One of the many lures of Las Vegas, Florida and Atlantic City is the fact that you can feel like a VIP for a few days or weeks. The casinos like to keep their players well lubricated, which often means that drinks are free, certainly in the bigger and “better” casinos. This VIP treatment makes sense when you think about it: if the alcohol is free, then you’re more likely to drink more of it, and the more you drink, the more inhibitions you lose, the more stupid mistakes you make and the more of your kids’ college funds you hand over to the casino. It only costs the casino a few dollars in alcohol to get you nicely intoxicated, but the money that they make as a result of that intoxication could be several hundred or several thousand percent more.

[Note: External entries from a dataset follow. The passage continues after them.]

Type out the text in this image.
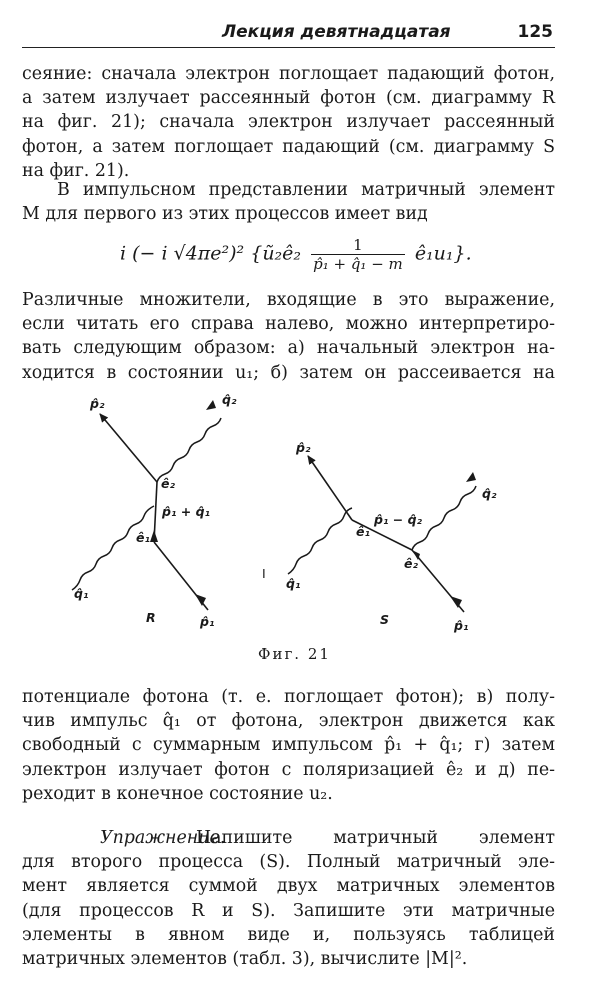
Лекция девятнадцатая	125
сеяние: сначала электрон поглощает падающий фотон,
а затем излучает рассеянный фотон (см. диаграмму R
на фиг. 21); сначала электрон излучает рассеянный
фотон, а затем поглощает падающий (см. диаграмму S
на фиг. 21).
В импульсном представлении матричный элемент
M для первого из этих процессов имеет вид
i (− i √4πe²)² {ũ₂ê₂ $\frac{1}{\text{p̂₁ + q̂₁ − m}}$ ê₁u₁}.
Различные множители, входящие в это выражение,
если читать его справа налево, можно интерпретиро-
вать следующим образом: а) начальный электрон на-
ходится в состоянии u₁; б) затем он рассеивается на
p̂₂	q̂₂
ê₂
p̂₁ + q̂₁
ê₁
q̂₁
R	p̂₁
p̂₂
q̂₂
ê₁
p̂₁ − q̂₂
ê₂
q̂₁
I
S	p̂₁
Фиг. 21
потенциале фотона (т. е. поглощает фотон); в) полу-
чив импульс q̂₁ от фотона, электрон движется как
свободный с суммарным импульсом p̂₁ + q̂₁; г) затем
электрон излучает фотон с поляризацией ê₂ и д) пе-
реходит в конечное состояние u₂.
Упражнение.
Напишите матричный элемент
для второго процесса (S). Полный матричный эле-
мент является суммой двух матричных элементов
(для процессов R и S). Запишите эти матричные
элементы в явном виде и, пользуясь таблицей
матричных элементов (табл. 3), вычислите |M|².
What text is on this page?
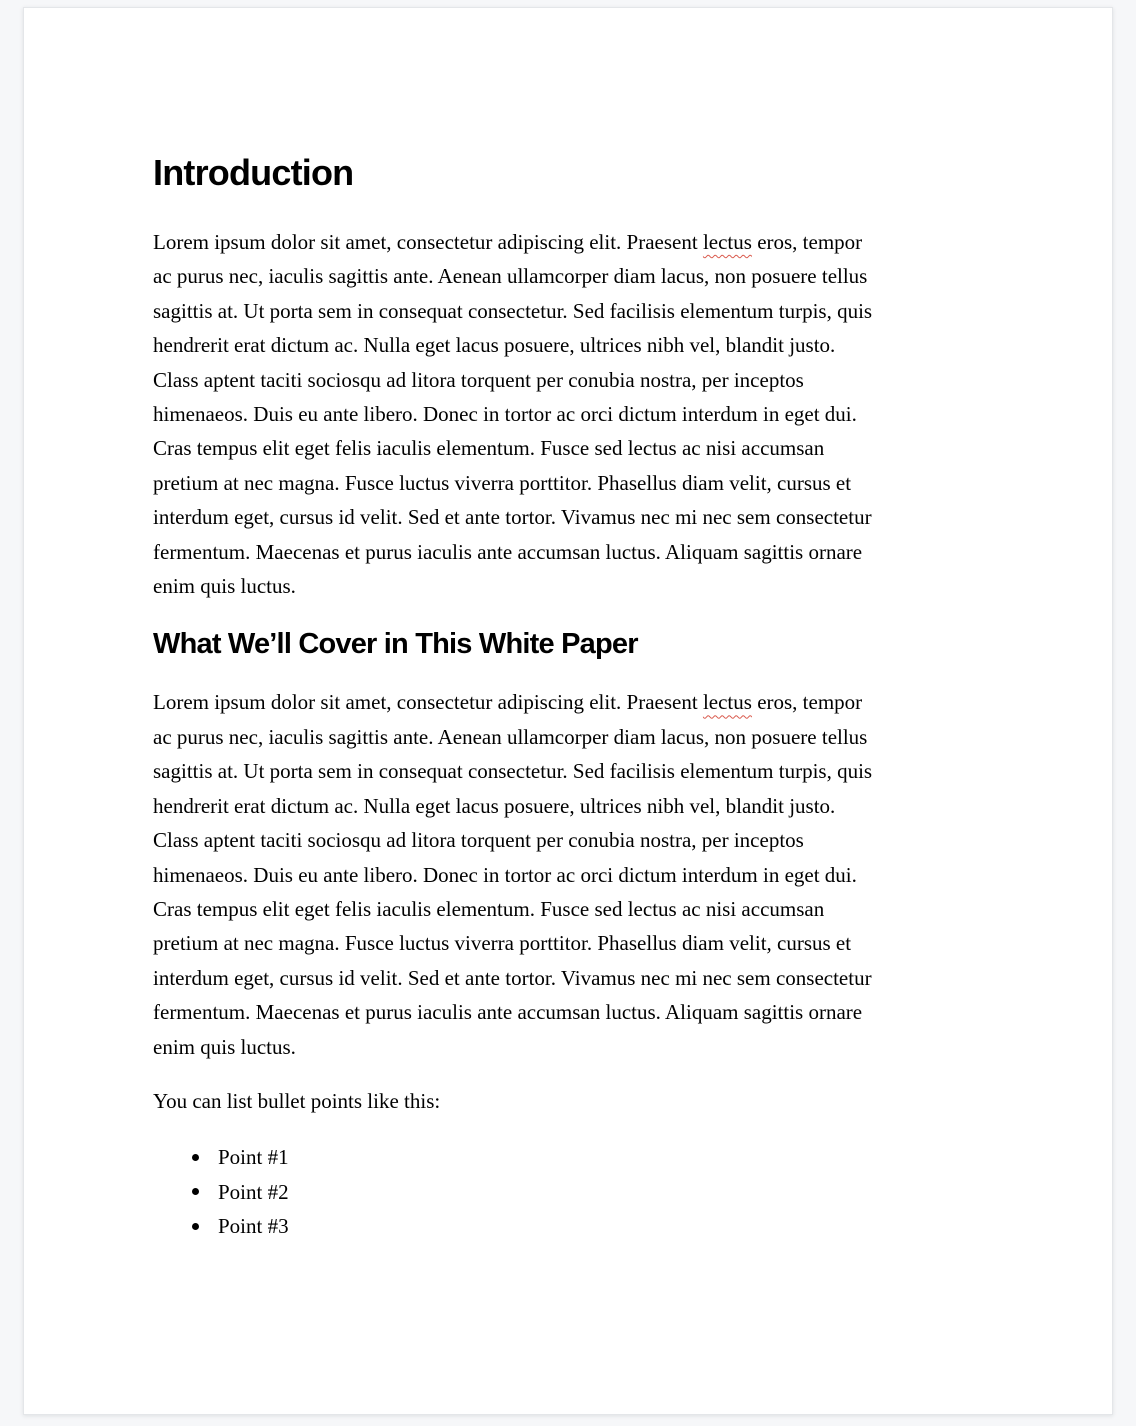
Introduction
Lorem ipsum dolor sit amet, consectetur adipiscing elit. Praesent lectus eros, tempor
ac purus nec, iaculis sagittis ante. Aenean ullamcorper diam lacus, non posuere tellus
sagittis at. Ut porta sem in consequat consectetur. Sed facilisis elementum turpis, quis
hendrerit erat dictum ac. Nulla eget lacus posuere, ultrices nibh vel, blandit justo.
Class aptent taciti sociosqu ad litora torquent per conubia nostra, per inceptos
himenaeos. Duis eu ante libero. Donec in tortor ac orci dictum interdum in eget dui.
Cras tempus elit eget felis iaculis elementum. Fusce sed lectus ac nisi accumsan
pretium at nec magna. Fusce luctus viverra porttitor. Phasellus diam velit, cursus et
interdum eget, cursus id velit. Sed et ante tortor. Vivamus nec mi nec sem consectetur
fermentum. Maecenas et purus iaculis ante accumsan luctus. Aliquam sagittis ornare
enim quis luctus.
What We’ll Cover in This White Paper
Lorem ipsum dolor sit amet, consectetur adipiscing elit. Praesent lectus eros, tempor
ac purus nec, iaculis sagittis ante. Aenean ullamcorper diam lacus, non posuere tellus
sagittis at. Ut porta sem in consequat consectetur. Sed facilisis elementum turpis, quis
hendrerit erat dictum ac. Nulla eget lacus posuere, ultrices nibh vel, blandit justo.
Class aptent taciti sociosqu ad litora torquent per conubia nostra, per inceptos
himenaeos. Duis eu ante libero. Donec in tortor ac orci dictum interdum in eget dui.
Cras tempus elit eget felis iaculis elementum. Fusce sed lectus ac nisi accumsan
pretium at nec magna. Fusce luctus viverra porttitor. Phasellus diam velit, cursus et
interdum eget, cursus id velit. Sed et ante tortor. Vivamus nec mi nec sem consectetur
fermentum. Maecenas et purus iaculis ante accumsan luctus. Aliquam sagittis ornare
enim quis luctus.

You can list bullet points like this:

Point #1
Point #2
Point #3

Still, the VIP treatment is always welcome, and in many casinos it also extends to food, particularly for those playing the big games at the poker or blackjack tables. Most gamblers will experience this, even those who only have a few dollars to bet, but what only a select few will experience are the perks of free hotel rooms, lavish suites and 3-course meals. These services are reserved for the “whales”, people who can afford to lose a few million without batting an eyelid. The casino treats them like superstars because without them, their profits would suffer. The casinos like people to believe that they’re happy to give this treatment to anyone who bets big, but are free suites and (V)VIP services really only reserved for those who lose a lot of money? Would a “whale” get the same treatment if he/she won, rather than lost, several million on a regular basis? The answer seems to be a resounding no.

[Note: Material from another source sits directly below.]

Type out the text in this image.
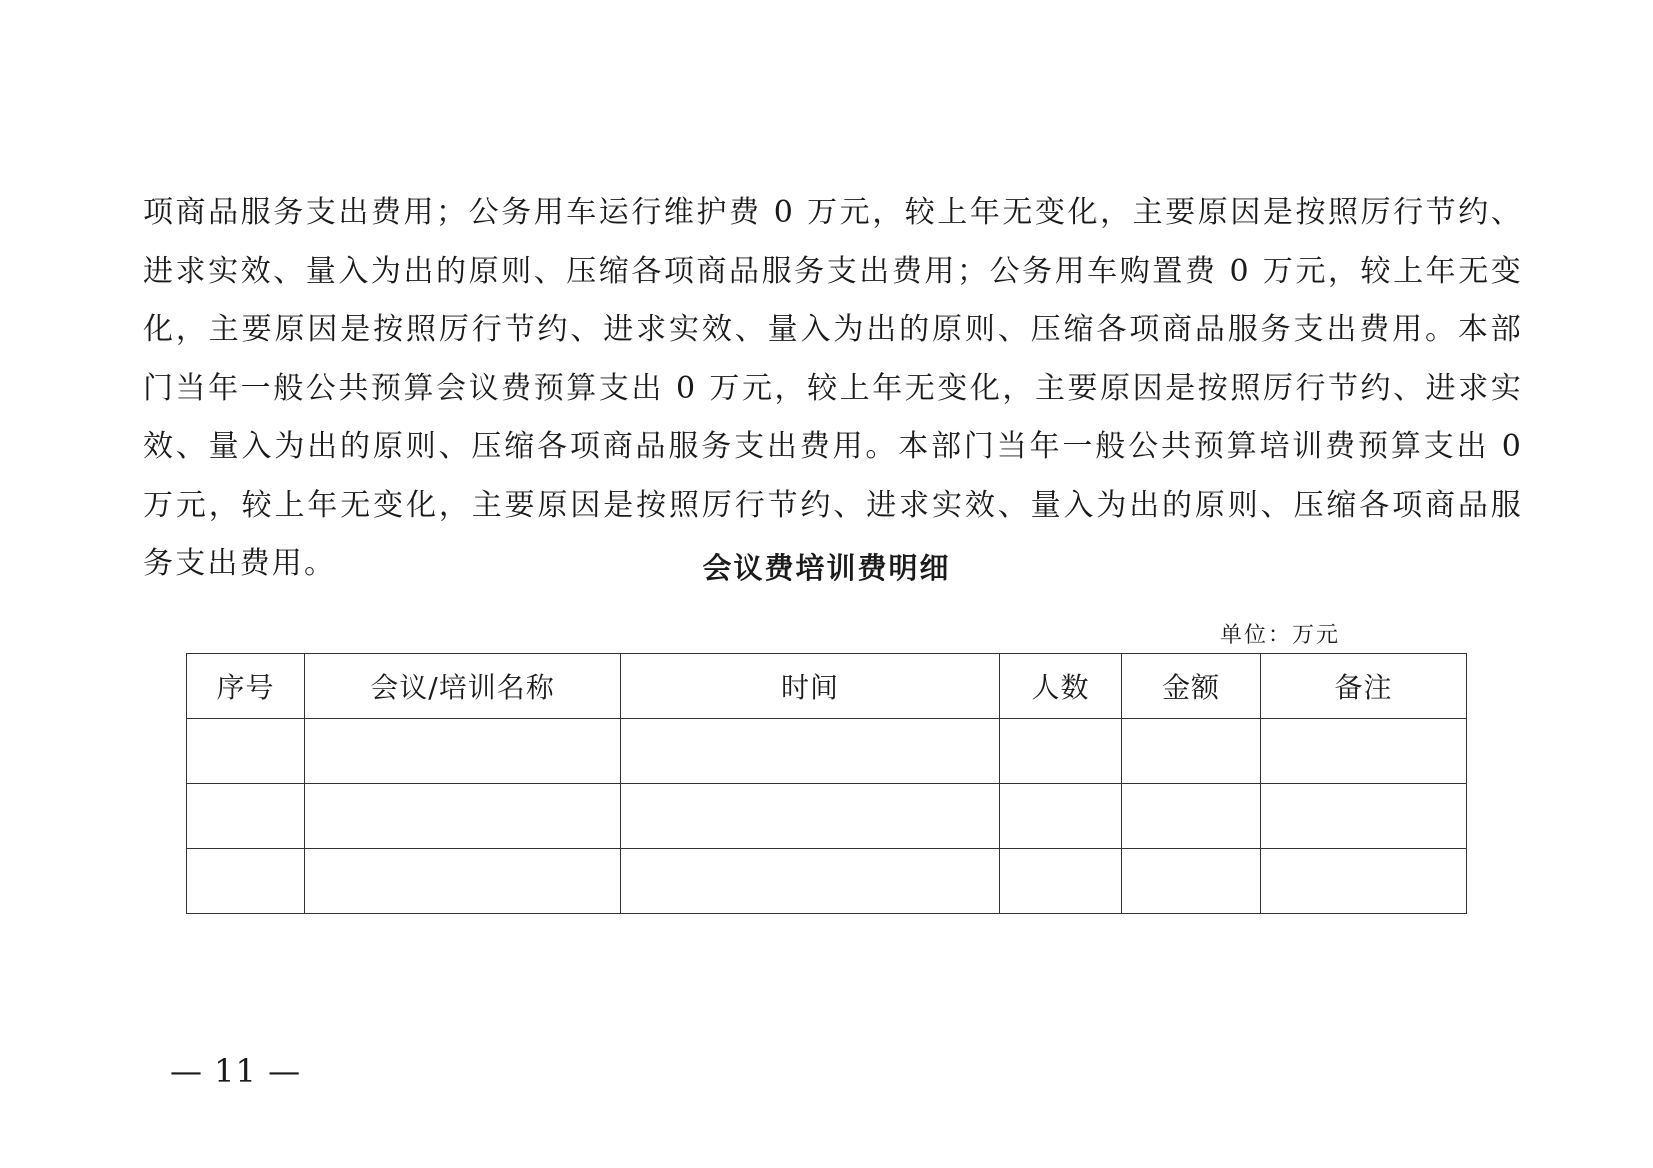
项商品服务支出费用；公务用车运行维护费 0 万元，较上年无变化，主要原因是按照厉行节约、进求实效、量入为出的原则、压缩各项商品服务支出费用；公务用车购置费 0 万元，较上年无变化，主要原因是按照厉行节约、进求实效、量入为出的原则、压缩各项商品服务支出费用。本部门当年一般公共预算会议费预算支出 0 万元，较上年无变化，主要原因是按照厉行节约、进求实效、量入为出的原则、压缩各项商品服务支出费用。本部门当年一般公共预算培训费预算支出 0 万元，较上年无变化，主要原因是按照厉行节约、进求实效、量入为出的原则、压缩各项商品服务支出费用。	会议费培训费明细
单位：万元
序号	会议/培训名称	时间	人数	金额	备注

— 11 —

A good example is of this Don Johnson, a professional blackjack player who made the news a few years ago after scooping some huge wins at a few casinos in Atlantic City. Johnson was a typical whale to begin with, a man who regularly gambled and lost so much money that he secured a deal with the Tropicana to give him a 20% rebate on his losses. The Tropicana, along with the other big casinos in the city, also gave him all of the other perks you would expect.
But Johnson had an ace up his sleeve, a plan, because he wasn’t a whale but a card shark in disguise. Johnson began playing blackjack 15 years before his stint in Atlantic City and developed a taste for the game. He stresses that he never counted cards, and just had a knack for the game. Whatever the reason, Johnson made close to $6 million in the Tropicana in just a couple of months. And as soon as he did so, they cut him off. No more perks, no more VIP treatment. He was gambling the same amount of money, if not more, but he was winning and therefore not considered an asset to the casino. And we’re not talking about consistent wins, which might make more sense, but as soon as Johnson pushed himself out of the red, they took away the silver platters.
Johnson’s skills led him to accumulate winnings of over $15 million in just five months, hitting Borgata and Caesar’s, alongside the Tropicana. For Johnson, of course, it doesn’t really matter. He can afford all the lavish suites, champagne and 3-course meals that he wants, but it goes to show that as soon as you start winning, you stop being a VIP in the eyes of the casino.